The Knowledge That Moses Could Not Keep
The Khidr story (18:60-82) is among the Quran’s most theologically ambitious narratives. Moses — the recipient of the Torah, the prophet of explicit divine law, the greatest bearer of zahiri religious knowledge in the Islamic tradition — seeks out a servant of God and asks to learn from him. The servant (Khidr, as the tradition names him) possesses ilm ladunni — knowledge from divine presence, not transmitted through human teachers.
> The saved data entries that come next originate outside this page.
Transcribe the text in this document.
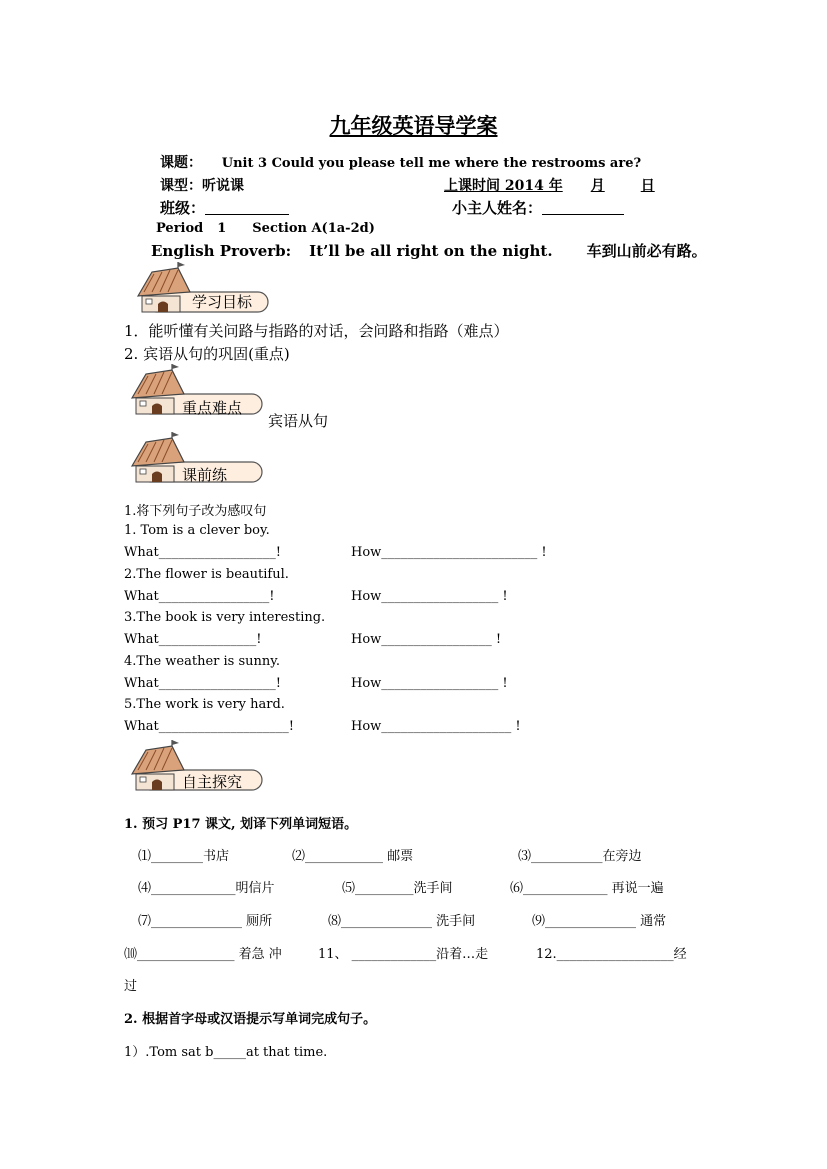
九年级英语导学案
课题： Unit 3 Could you please tell me where the restrooms are?
课型：听说课	上课时间 2014 年 月	日
班级：	小主人姓名：
Period 1 Section A(1a-2d)
English Proverb: It’ll be all right on the night. 车到山前必有路。
学习目标
1．能听懂有关问路与指路的对话，会问路和指路（难点）
2. 宾语从句的巩固(重点)
重点难点
宾语从句
课前练
1.将下列句子改为感叹句
1. Tom is a clever boy.
What__________________!	How________________________ !
2.The flower is beautiful.
What_________________!	How__________________ !
3.The book is very interesting.
What_______________!	How_________________ !
4.The weather is sunny.
What__________________!	How__________________ !
5.The work is very hard.
What____________________!	How____________________ !
自主探究
1. 预习 P17 课文, 划译下列单词短语。
⑴________书店	⑵____________ 邮票	⑶___________在旁边
⑷_____________明信片	⑸_________洗手间	⑹_____________ 再说一遍
⑺______________ 厕所	⑻______________ 洗手间	⑼______________ 通常
⑽_______________ 着急 冲	11、 _____________沿着…走	12.__________________经
过
2. 根据首字母或汉语提示写单词完成句子。
1）.Tom sat b_____at that time.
What follows is Moses’s complete failure to comprehend Khidr’s actions. Khidr scuttles a boat (sabotage?), kills a young man (murder?), repairs a wall without pay (free labor for ungrateful people?). At each turn Moses protests: “You have done a terrible thing!” At each turn Khidr says: “I told you that you could not be patient with me.” Finally Khidr reveals the batin: each action had a hidden justification that zahiri judgment could not see.
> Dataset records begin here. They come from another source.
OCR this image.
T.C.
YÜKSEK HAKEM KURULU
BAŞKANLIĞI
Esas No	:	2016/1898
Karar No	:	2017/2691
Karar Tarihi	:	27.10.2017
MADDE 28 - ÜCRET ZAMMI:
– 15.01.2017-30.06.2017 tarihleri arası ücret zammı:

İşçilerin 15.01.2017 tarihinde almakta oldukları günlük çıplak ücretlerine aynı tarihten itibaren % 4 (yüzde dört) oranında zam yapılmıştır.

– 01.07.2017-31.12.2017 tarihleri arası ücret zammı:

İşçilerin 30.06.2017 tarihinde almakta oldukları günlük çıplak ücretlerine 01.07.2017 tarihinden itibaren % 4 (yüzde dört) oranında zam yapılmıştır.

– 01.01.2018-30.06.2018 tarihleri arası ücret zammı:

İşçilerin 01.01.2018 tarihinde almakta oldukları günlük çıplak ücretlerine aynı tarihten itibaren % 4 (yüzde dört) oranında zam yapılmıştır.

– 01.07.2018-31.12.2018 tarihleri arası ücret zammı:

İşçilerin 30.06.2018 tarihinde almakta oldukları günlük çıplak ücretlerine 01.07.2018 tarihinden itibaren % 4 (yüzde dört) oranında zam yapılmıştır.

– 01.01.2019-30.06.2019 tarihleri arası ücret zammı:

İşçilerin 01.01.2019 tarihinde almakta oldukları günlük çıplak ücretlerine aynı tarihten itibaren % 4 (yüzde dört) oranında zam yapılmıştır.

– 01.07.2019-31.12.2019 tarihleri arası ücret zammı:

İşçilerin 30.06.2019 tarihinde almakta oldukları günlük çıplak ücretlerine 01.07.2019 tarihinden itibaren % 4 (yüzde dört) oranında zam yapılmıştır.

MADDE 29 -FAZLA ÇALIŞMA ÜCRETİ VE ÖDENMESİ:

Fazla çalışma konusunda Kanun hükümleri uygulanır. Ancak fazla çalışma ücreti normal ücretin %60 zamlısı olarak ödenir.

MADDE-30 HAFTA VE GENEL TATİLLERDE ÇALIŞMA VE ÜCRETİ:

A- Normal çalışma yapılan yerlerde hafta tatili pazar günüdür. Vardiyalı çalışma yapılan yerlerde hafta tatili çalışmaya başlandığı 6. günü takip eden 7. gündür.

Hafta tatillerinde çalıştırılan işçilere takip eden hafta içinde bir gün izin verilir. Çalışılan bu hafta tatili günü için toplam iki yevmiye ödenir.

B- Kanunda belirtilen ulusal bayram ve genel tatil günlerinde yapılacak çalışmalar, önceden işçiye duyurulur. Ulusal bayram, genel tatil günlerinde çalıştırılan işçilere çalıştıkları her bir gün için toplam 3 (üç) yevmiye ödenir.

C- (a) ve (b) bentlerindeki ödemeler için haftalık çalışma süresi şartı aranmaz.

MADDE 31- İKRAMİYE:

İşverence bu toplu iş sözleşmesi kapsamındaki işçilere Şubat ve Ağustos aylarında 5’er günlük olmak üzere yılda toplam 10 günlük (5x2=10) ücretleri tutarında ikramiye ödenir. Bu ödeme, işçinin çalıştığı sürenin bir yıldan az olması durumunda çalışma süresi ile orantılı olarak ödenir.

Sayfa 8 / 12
The Imam as the Earthly Khidr
Ismaili ta’wil reads Moses as the zahiri scholar: genuine, sincere, carrying immense formal knowledge, but lacking the ilm ladunni that transforms that knowledge from surface to depth. Khidr is the prototype of the Imam (or the da’i who bears the Imam’s batin-teaching): his knowledge comes directly from divine presence through a chain that bypasses zahiri transmission.
The Imam’s ta’wil explains the batin of zahiri religious requirements in the same way Khidr explained his actions: each zahiri element points to a batin reality that zahiri perception alone cannot reach. This is not the Imam contradicting the zahir — it is the Imam revealing what the zahir always contained but could not show without ilm ladunni.
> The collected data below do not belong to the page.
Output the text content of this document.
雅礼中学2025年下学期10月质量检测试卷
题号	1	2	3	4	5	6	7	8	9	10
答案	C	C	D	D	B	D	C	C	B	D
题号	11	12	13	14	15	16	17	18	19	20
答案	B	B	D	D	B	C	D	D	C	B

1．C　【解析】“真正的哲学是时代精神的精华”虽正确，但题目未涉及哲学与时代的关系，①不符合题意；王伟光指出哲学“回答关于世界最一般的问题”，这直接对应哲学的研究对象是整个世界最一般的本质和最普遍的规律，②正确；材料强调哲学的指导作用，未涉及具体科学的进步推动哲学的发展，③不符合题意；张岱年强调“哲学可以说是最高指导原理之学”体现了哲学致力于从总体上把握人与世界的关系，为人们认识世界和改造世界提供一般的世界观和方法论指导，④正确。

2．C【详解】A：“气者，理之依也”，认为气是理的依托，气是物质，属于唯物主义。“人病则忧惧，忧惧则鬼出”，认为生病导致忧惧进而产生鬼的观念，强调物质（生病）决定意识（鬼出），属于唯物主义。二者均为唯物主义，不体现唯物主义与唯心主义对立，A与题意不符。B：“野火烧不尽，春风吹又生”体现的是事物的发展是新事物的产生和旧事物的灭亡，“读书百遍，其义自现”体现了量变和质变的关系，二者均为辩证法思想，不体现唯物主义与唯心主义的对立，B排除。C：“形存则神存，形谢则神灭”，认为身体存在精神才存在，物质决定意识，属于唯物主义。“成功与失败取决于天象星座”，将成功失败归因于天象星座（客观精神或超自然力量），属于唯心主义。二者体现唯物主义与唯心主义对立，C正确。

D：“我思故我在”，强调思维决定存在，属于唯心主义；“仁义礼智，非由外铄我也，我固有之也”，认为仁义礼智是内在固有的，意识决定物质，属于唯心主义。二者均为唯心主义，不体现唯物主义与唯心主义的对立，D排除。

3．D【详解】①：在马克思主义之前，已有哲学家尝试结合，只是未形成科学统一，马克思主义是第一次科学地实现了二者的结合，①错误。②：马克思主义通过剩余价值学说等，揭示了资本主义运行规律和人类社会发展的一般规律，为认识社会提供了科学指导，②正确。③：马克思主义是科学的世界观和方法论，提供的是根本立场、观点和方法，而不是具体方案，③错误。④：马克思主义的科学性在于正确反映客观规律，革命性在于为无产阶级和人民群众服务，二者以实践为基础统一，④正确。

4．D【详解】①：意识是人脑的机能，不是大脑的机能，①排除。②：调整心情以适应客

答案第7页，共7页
Against the Sufi Universalization
The Sufi tradition drew a different lesson from Khidr: that spiritual advancement produces a form of knowing that transcends transmitted scholarship. Any sufficiently advanced mystic can access ilm ladunni through personal effort.
Ismaili ta’wil’s counter: ilm ladunni is not a general spiritual achievement available to any advanced practitioner. It is specifically the knowledge of the walayah-chain, transmitted from the Prophet through the Imams. The Imam alone carries genuine ilm ladunni; the da’i carries what the Imam transmits. Moses’s inability to bear Khidr’s teaching is the prototype of why zahiri scholarship alone cannot produce ilm ladunni — it requires the specific transmission of walayah, not merely spiritual intensity.